Auch innenpolitisch verschärft sich der Streit. Die Grünen wollen wegen des Plans von Bundesfinanzminister Wolfgang Schäuble (CDU) für einen eventuellen zeitweisen Euro-Ausstieg Griechenlands notfalls vor dem Verfassungsgericht in Karlsruhe klagen. "Sollte dieser Vorschlag aufrechterhalten werden, werden wir uns in dieser Sache an das Bundesverfassungsgericht wenden, weil die Informationsrechte des Bundestags aus Artikel 23 Grundgesetz missachtet wurden", kündigten die Fraktionschefs Katrin Göring-Eckardt und Anton Hofreiter an.
Der Vorschlag eines zeitweiligen Grexits würde "für den deutschen Bundeshaushalt massive finanzielle Folgen bedeuten" und berühre neben den Informationsrechten auch die haushaltspolitische Gesamtverantwortung des Deutschen Bundestages.

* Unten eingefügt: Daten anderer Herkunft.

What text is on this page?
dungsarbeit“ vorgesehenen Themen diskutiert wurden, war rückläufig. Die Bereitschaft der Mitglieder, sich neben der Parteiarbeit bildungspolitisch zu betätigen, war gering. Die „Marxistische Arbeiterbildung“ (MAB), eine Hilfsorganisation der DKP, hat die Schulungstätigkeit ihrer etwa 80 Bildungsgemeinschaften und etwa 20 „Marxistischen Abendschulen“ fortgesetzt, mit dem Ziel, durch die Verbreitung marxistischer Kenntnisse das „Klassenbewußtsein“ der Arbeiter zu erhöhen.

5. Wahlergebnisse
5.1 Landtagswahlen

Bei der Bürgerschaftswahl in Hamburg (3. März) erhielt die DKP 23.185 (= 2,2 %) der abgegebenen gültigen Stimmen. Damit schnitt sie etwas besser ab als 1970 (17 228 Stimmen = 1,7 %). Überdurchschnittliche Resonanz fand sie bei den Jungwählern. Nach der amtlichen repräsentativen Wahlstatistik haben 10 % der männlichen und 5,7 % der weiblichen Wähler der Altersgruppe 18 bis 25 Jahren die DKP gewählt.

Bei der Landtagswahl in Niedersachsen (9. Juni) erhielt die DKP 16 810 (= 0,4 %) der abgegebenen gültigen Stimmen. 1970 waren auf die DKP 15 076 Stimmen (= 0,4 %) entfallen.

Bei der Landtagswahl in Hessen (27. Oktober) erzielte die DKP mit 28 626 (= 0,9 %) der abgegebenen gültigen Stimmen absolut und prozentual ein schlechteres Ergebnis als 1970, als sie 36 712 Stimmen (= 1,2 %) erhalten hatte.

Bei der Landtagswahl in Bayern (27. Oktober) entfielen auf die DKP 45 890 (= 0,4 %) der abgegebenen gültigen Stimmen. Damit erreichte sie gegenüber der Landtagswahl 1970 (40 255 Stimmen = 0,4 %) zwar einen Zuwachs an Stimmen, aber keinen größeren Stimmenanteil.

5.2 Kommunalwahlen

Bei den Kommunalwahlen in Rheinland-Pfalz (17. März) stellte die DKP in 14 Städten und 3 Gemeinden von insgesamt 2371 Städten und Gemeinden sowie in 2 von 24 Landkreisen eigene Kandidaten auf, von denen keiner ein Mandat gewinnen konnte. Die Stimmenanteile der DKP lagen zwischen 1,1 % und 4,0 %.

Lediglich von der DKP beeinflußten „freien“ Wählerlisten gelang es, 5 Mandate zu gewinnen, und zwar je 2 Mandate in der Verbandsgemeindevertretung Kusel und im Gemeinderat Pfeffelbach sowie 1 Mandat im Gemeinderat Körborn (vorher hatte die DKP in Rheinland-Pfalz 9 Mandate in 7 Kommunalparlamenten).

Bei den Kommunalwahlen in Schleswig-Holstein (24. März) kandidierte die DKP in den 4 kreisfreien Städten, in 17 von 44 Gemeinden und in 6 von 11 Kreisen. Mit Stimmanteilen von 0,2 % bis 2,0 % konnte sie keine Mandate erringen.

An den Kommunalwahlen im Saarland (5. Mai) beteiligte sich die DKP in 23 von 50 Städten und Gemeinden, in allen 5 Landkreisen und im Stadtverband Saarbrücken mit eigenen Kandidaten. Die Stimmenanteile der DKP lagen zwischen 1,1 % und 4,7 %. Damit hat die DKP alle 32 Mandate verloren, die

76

"Dass die Bundesregierung einen Euro-Austritt Griechenlands betreibt, ist ein historischer Fehler", kritisierten die Grünen. Schäuble sabotiere in Brüssel einen Kompromiss mit Griechenland, und das offenbar mit Wissen der Kanzlerin und des Vizekanzlers. Schäubles Vorgehen sei nicht nur inakzeptabel, sondern verfassungswidrig. "Er hätte einen solchen Vorschlag zuvor dem Deutschen Bundestag zuleiten müssen, damit sich dieser dazu im Vorfeld hätte verhalten können", monierten die Grünen. Auch auf Nachfrage der Fraktion habe die Bundesregierung nicht darüber informiert.
Während der laufenden Brüsseler Verhandlungen der Euro-Finanzminister zum Schicksal Griechenlands am Samstag war bekannt geworden, dass Schäuble erwägt, bei einem Scheitern der Griechenland-Verhandlungen einen vorübergehenden Austritt Athens aus der Währungsunion vorzuschlagen.
Schäuble bringt Athener Euro-Auszeit ins Spiel
In einem Vorbereitungspapier des deutschen Finanzministeriums, in das Dow Jones Newswires Einblick hatte, ist als eine Option ein so genannter "Grexit" für mindestens fünf Jahre genannt, in denen Athen seine Schulden restrukturieren soll. Sie soll für den Fall gelten, dass die andere in dem Dokument genannte Alternative nicht realisiert wird - nämlich dass Athen seine bisherigen Vorschläge schnell, umfassend und mit voller parlamentarischer Unterstützung nachbessert.
Offiziell sei der Vorschlag allerdings "nicht eingebracht worden", sagte der österreichische Finanzminister Hans Jörg Schelling bei seinem Eintreffen zu der Fortsetzung der Gespräche am Sonntag in Brüssel. Sie waren in der Nacht unterbrochen worden.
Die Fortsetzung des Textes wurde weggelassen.